Penindasan dan Pembebasan
Oleh: Arizul Suwar*
F. Danuwinata, dalam prawacana pada buku Pendidikan Kaum Tertindas karya Paulo Freire yang diterbitkan oleh Pustaka LP3ES menulis;
Kaum tertindaslah yang mampu memahami makna penindasan yang mengerikan, karena merekalah yang menanggung dan mengalami beban penindasan. Merekalah yang bisa lebih memahami keharusan pembebasan. Perjuangan pembebasan itu akan merupakan suatu tindakan cinta kasih melawan kebencian dan kemurahan hati palsu yang mewarnai kehidupan kaum penindas. Usaha pembebasan oleh kaum tertindas tidak tanpa bahaya. Pada tahap-tahap awal, kaum tertindas melihat pembebasan sebagai pergantian peran orang yang tertindas menjadi orang yang menindas. Itu disebabkan kaum tertindas menginternalisasi dalam dirinya gambaran kaum penindas. Persepsi mereka terbatas pada dua gambaran peran saja, yaitu menindas atau tertindas. Oleh karena itu, dalam tahap ini kaum tertindas tidak melihat adanya kemungkinan munculnya manusia baru yang tidak merupakan penindas atau tertindas. Mereka belum melihat pembebasan itu bukanlah pembalikan peran.¹
Paragraf di atas bertujuan untuk memberikan gambaran umum terhadap isi dari buku Paulo Freire tersebut. Ada beberapa paragraf, namun saya tertarik dengan paragraf di atas karena adanya ketajaman analisis dari Freire, dan juga ketika saya membaca paragraf itu, sebuah ide muncul di pikiran, karena itu saya mencoba untuk menuliskannya di sini, ide yang muncul setelah membaca paragraf tersebut.
Dalam film Sang Kyai, ada sebuah scene ketika KH. Hasyim Asy'ari (diperankan oleh Ikranagara) bersama santrinya sedang mengurus sawah. Saat itu, santri bertanya; pak Kyai, bukankah sampeyan punya banyak santri. Lantas mengapa sampeyan sendiri harus turun ke sawah, bukankah bisa saja memerintahkan para santri itu?

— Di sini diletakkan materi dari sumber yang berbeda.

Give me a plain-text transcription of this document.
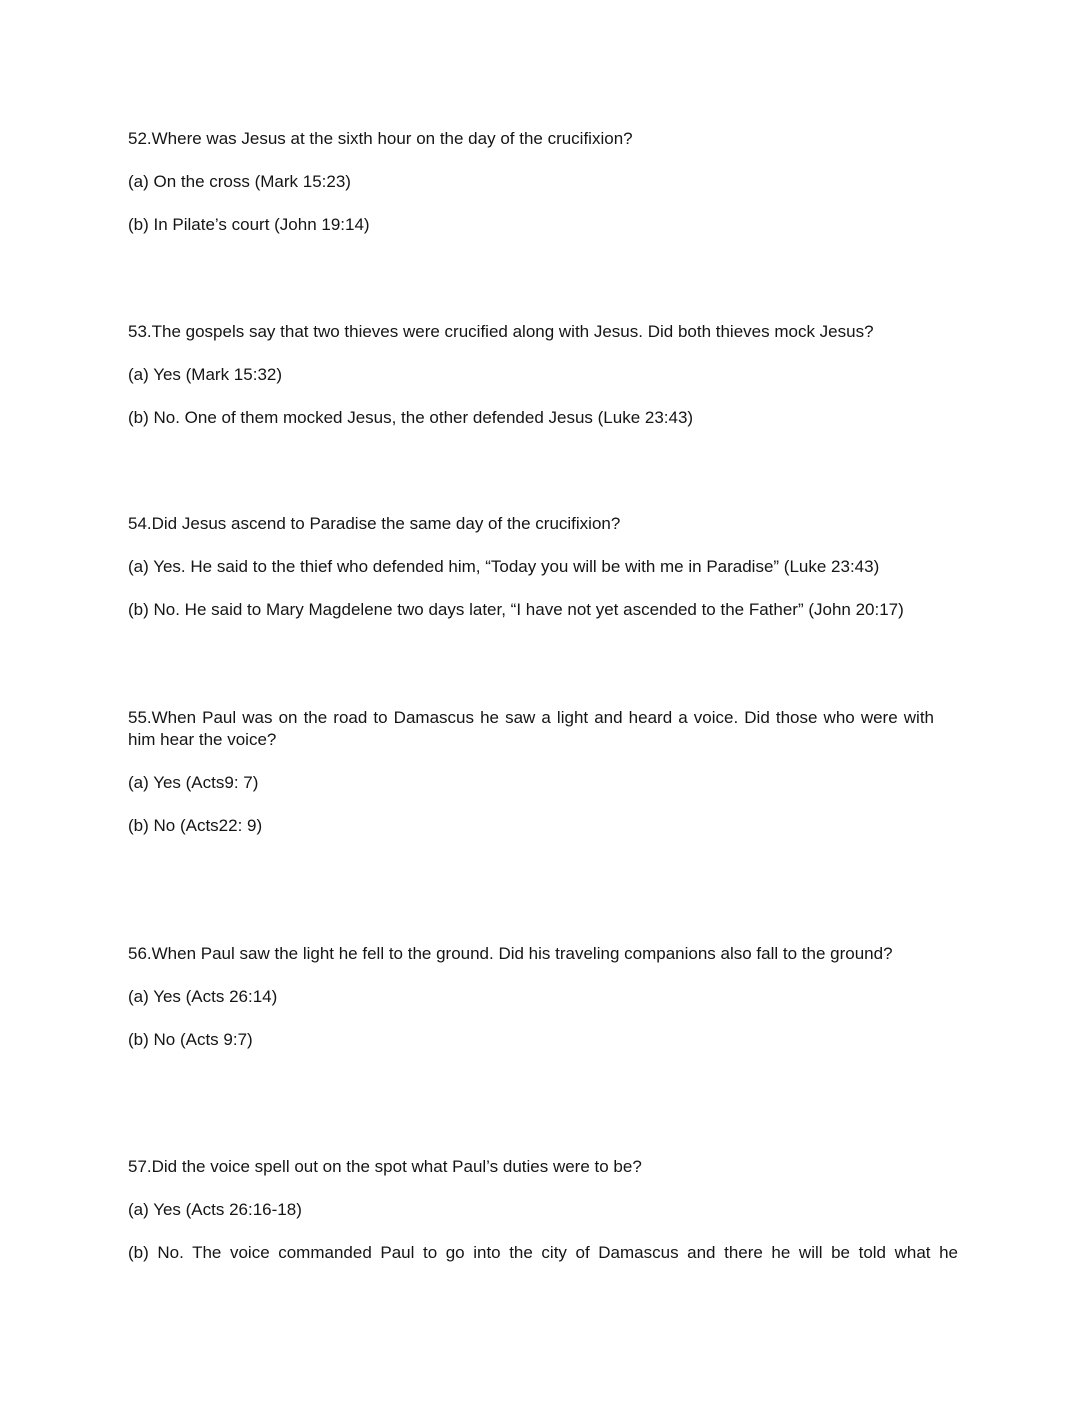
52.Where was Jesus at the sixth hour on the day of the crucifixion?

(a) On the cross (Mark 15:23)

(b) In Pilate’s court (John 19:14)

53.The gospels say that two thieves were crucified along with Jesus. Did both thieves mock Jesus?

(a) Yes (Mark 15:32)

(b) No. One of them mocked Jesus, the other defended Jesus (Luke 23:43)

54.Did Jesus ascend to Paradise the same day of the crucifixion?

(a) Yes. He said to the thief who defended him, “Today you will be with me in Paradise” (Luke 23:43)

(b) No. He said to Mary Magdelene two days later, “I have not yet ascended to the Father” (John 20:17)

55.When Paul was on the road to Damascus he saw a light and heard a voice. Did those who were with him hear the voice?

(a) Yes (Acts9: 7)

(b) No (Acts22: 9)

56.When Paul saw the light he fell to the ground. Did his traveling companions also fall to the ground?

(a) Yes (Acts 26:14)

(b) No (Acts 9:7)

57.Did the voice spell out on the spot what Paul’s duties were to be?

(a) Yes (Acts 26:16-18)

(b) No. The voice commanded Paul to go into the city of Damascus and there he will be told what he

Pak Kyai pun menjawab; dengan turun ke sawah, kita bisa menghargai jasa para petani dari setiap butir nasi yang kita makan.
Jawaban tersebut sangat menarik, karena memang jika kita perhatikan dengan seksama, kita menemukan bahwa manusia itu mampu menghargai sesuatu jika dia merasakan susahnya mendapatkan sesuatu itu. Nas Daily, dalam sebuah video pernah menyatakan bahwa dia sama sekali tidak suka dengan barang gratis, kenapa? Karena rasa untuk menghargai sesuatu yang gratis itu susah sekali muncul dalam jiwa.

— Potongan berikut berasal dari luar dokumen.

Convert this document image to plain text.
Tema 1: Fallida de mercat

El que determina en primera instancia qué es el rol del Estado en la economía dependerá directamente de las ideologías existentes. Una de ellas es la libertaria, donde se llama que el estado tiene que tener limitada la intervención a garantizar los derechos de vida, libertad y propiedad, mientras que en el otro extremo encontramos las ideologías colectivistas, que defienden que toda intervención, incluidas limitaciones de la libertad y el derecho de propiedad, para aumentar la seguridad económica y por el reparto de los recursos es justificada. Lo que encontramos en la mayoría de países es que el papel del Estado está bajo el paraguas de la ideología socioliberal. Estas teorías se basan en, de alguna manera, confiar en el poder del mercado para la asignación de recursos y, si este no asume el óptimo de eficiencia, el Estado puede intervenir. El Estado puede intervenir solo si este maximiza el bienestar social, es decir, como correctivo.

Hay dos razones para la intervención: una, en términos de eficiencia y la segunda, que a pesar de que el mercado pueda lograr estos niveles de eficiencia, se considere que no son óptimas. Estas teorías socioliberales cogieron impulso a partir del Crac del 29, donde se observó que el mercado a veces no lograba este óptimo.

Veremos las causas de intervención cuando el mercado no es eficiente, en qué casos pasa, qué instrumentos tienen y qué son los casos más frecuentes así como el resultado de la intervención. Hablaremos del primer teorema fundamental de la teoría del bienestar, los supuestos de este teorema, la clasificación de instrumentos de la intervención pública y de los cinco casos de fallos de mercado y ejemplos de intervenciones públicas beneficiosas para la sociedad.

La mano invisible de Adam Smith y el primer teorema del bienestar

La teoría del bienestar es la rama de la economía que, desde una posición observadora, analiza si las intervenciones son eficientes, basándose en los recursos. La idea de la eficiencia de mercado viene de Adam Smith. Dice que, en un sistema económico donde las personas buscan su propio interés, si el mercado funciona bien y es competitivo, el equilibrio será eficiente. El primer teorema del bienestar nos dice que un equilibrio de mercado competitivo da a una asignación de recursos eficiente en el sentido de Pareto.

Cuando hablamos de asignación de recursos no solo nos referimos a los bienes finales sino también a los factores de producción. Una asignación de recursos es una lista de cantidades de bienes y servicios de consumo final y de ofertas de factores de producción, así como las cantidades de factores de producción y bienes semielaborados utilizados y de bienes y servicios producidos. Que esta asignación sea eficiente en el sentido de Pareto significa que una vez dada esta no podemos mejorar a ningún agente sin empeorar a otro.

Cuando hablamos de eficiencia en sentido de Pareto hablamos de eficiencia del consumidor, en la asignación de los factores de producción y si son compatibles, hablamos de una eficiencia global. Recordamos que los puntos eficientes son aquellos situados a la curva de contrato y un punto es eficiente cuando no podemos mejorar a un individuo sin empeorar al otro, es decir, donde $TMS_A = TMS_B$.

Berkenaan dengan ini, kita dapat memahami mengapa Paulo Freire menyatakan bahwa yang mampu memahami makna dan kengerian penindasan adalah kaum tertindas itu sendiri karena merekalah yang mengalaminya. Pernyataan tersebut bukan berarti menyangkal bahwa orang yang tidak mengalami penindasan tidak mampu sedikitpun memahami makna dan kengerian penindasan, akan tetapi walau bagaimanapun, orang yang dalam hidupnya sama sekali tidak mengalami penindasan, tentunya pemaknaan dan refleksi tentang penindasan tidaklah sedalam orang-orang yang tertindas.
Kaum tertindas yang ingin keluar dari kondisi penindasan, pada awalnya hanya memiliki dua opsi, yaitu; melarikan diri atau melawan. Kedua opsi tersebut sama-sama tidak mudah. Melarikan diri, okelah kalau ada kesempatan dan syarat-syarat kemungkinan untuk melakukan itu terpenuhi, akan tetapi tetap saja kemungkinan terjadi penindasan tak bisa dihilangkan. Opsi kedua, yakni perlawanan, persis sebagaimana analisis Freire, di alam bawah sadar seseorang tindakan melawan bermotif pada keinginan untuk membalikkan peran, "jika kemarin anda menindas saya, sekarang saatnya saya menindas anda." Seperti itulah ilustrasi sederhananya. Nah, dari sini sangat jelas bahwa mempertanyakan motif bertindak amat penting. Apa yang dikatakan Nietzsche sebagai genealogi kehendak sangatlah penting untuk dilacak. Apa itu genealogi kehendak? Nietzsche mengatakan bahwa genealogi kehendak adalah mempertanyakan; Apa yang sebenarnya aku kehendaki saat aku menginginkan sesuatu? Dalam kasus aksi kaum tertindas untuk keluar dari penindasan ini, haruslah jelas terlebih dahulu jawaban akan genealogi kehendak sebagaimana dijelaskan Nietzsche. Jika memang yang dikehendaki dari aksi itu adalah membalas dan balik menindas maka tidak ada pembebasan disitu, yang ada hanyalah lingkaran penindasan yang tidak berakhir.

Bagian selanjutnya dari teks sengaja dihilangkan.